Hooksett school board rejects proposal on personal attacks
HOOKSETT — After a heated discussion, the School Board rejected member John Lyscars’ proposed policy change to make the public comment period at meetings more civil.
Lyscars, a frequent target of criticism from residents during public comment, proposed altering the School Board’s policy to eliminate personal attacks and remove the ability of residents to directly address individual board members.
“So after being on the school board for 10 months, I am starting to see a common theme in public comment where board members or (Chairman Trisha Korkosz) is attacked personally, and that is not good for how the board works and personal relationships in the town. I think this will bring stability to the board, and it will add rules that allow the chair to enforce if anyone steps out of line,” Lyscars said.
The vote was 3-2, with David Pearl joining Lyscars in supporting the change.
Lyscars said that he has done research showing that the Hooksett Town Council and Manchester Board of School Committee have similar rules.
“School Board members should not have to display smiley faces as I did,” Lyscars said, referring to a previous School Board meeting where he mockingly held up a pink, winking smiley face at residents who criticized his behavior. Lyscars apologize to anyone he had offended with the sign.
Board member Phil Denbow, who has been a frequent target of personal criticism by Lyscars on social media, voted against the policy change. He said he would vote for the policy change only if the same rules applied to social media, “which we can’t do,” Denbow said.
Pearl said, “This board needs control. This adds to that control, so I would support it. Social media issues can be solved in social media.”

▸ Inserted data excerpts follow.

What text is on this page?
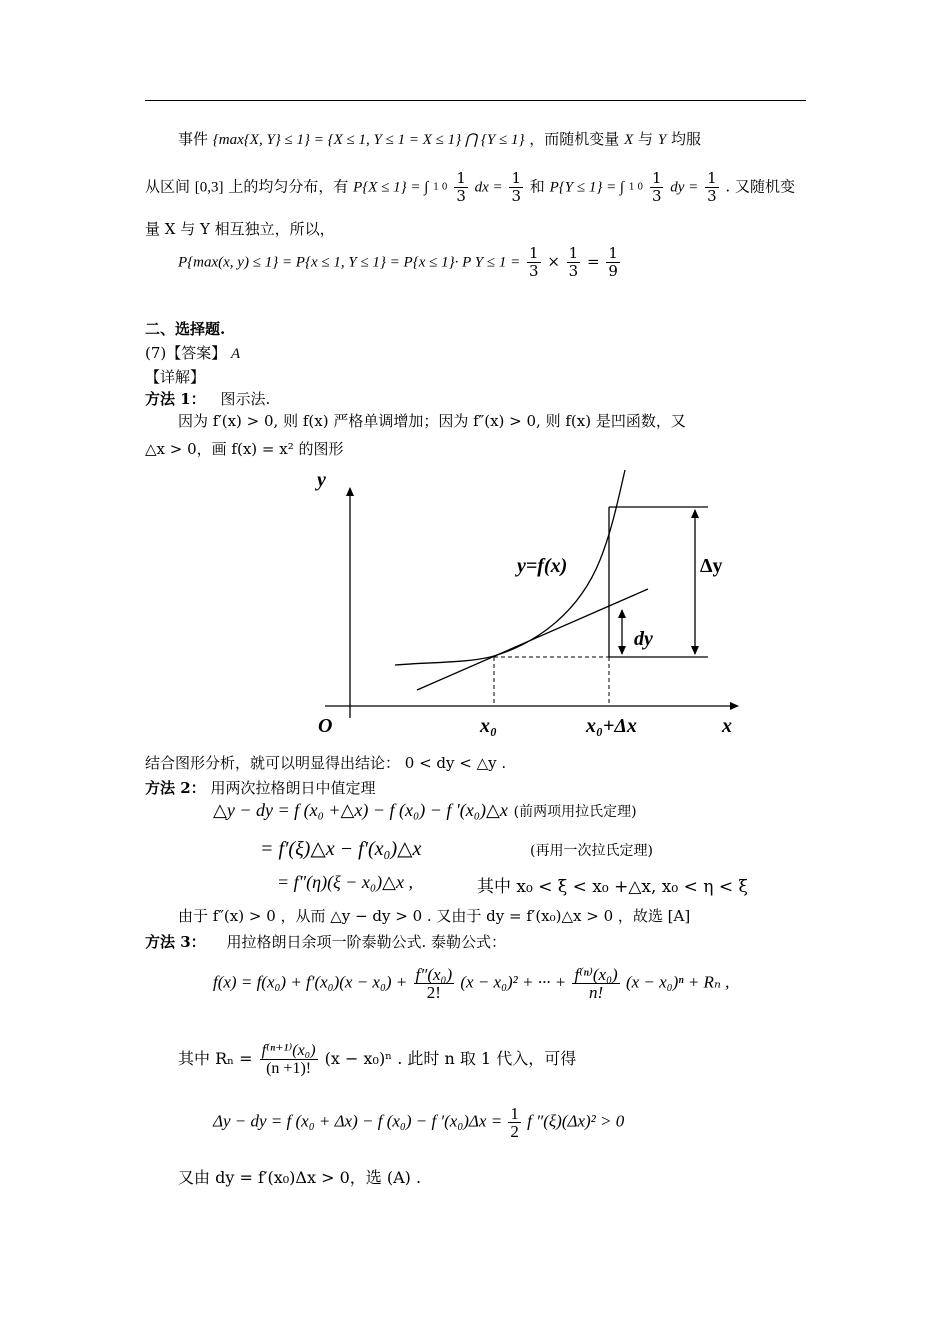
事件 {max{X, Y} ≤ 1} = {X ≤ 1, Y ≤ 1 = X ≤ 1} ⋂ {Y ≤ 1} ，而随机变量 X 与 Y 均服
从区间 [0,3] 上的均匀分布，有 P{X ≤ 1} = ∫ 1 $0 \frac{1}{3}$ dx = $\frac{1}{3}$ 和 P{Y ≤ 1} = ∫ 1 $0 \frac{1}{3}$ dy = $\frac{1}{3}$ . 又随机变
量 X 与 Y 相互独立，所以，
P{max(x, y) ≤ 1} = P{x ≤ 1, Y ≤ 1} = P{x ≤ 1}· P $Y \le 1 = \frac{1}{3} \times \frac{1}{3} = \frac{1}{9}$
二、选择题.
(7)【答案】 A
【详解】
方法 1： 图示法.
因为 f′(x) > 0, 则 f(x) 严格单调增加；因为 f″(x) > 0, 则 f(x) 是凹函数，又
△x > 0，画 f(x) = x² 的图形
y
x
O
y=f(x)	Δy
dy
x₀	x₀+Δx
结合图形分析，就可以明显得出结论： 0 < dy < △y .
方法 2： 用两次拉格朗日中值定理
△y − dy = f (x₀ +△x) − f (x₀) − f ′(x₀)△x (前两项用拉氏定理)
= f′(ξ)△x − f′(x₀)△x	(再用一次拉氏定理)
= f″(η)(ξ − x₀)△x ,	其中 x₀ < ξ < x₀ +△x, x₀ < η < ξ
由于 f″(x) > 0 ，从而 △y − dy > 0 . 又由于 dy = f′(x₀)△x > 0 ，故选 [A]
方法 3： 用拉格朗日余项一阶泰勒公式. 泰勒公式：
$f(x) = f(x_0) + f'(x_0)(x - x_0) + \frac{\text{f″(x₀)}}{2!} (x - x_0)^2$ + ··· + $\frac{\text{f⁽ⁿ⁾(x₀)}}{n!} (x - x_0)^n + R_n$ ,
其中 $R_n = \frac{\text{f⁽ⁿ⁺¹⁾(x₀)}}{(n +1)!} (x - x_0)^n$ . 此时 n 取 1 代入，可得
Δy − dy = f (x₀ + Δx) − f (x₀) − f $'(x_0)\Delta x = \frac{1}{2}$ f ″(ξ)(Δx)² > 0
又由 dy = f′(x₀)Δx > 0，选 (A) .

Korkosz said that before she could vote for the proposed change she would require further examination of the proposal and suggested the Policy Committee review it.
That didn’t sit well with Lyscars or Pearl, who argued that the purpose of the Policy Committee is to word policy changes that the board has approved, not to propose changes.
After the board voted down the proposal, resident and frequent critic of the School Board Jason Hyde called the board’s discussion on the proposed policy change a debacle during public comment.
“That is why people like me get frustrated with you guys. This would have helped take personality out of things, and it just blows my mind that you guys just did that,” Hyde said.
Resident Ray Miclette said he agreed with Hyde.
“I am at a loss why you wouldn’t have something this simple that would keep things going polite and on topic. The fact the vote went 2-3 again just shows everyone how polarized this board is.”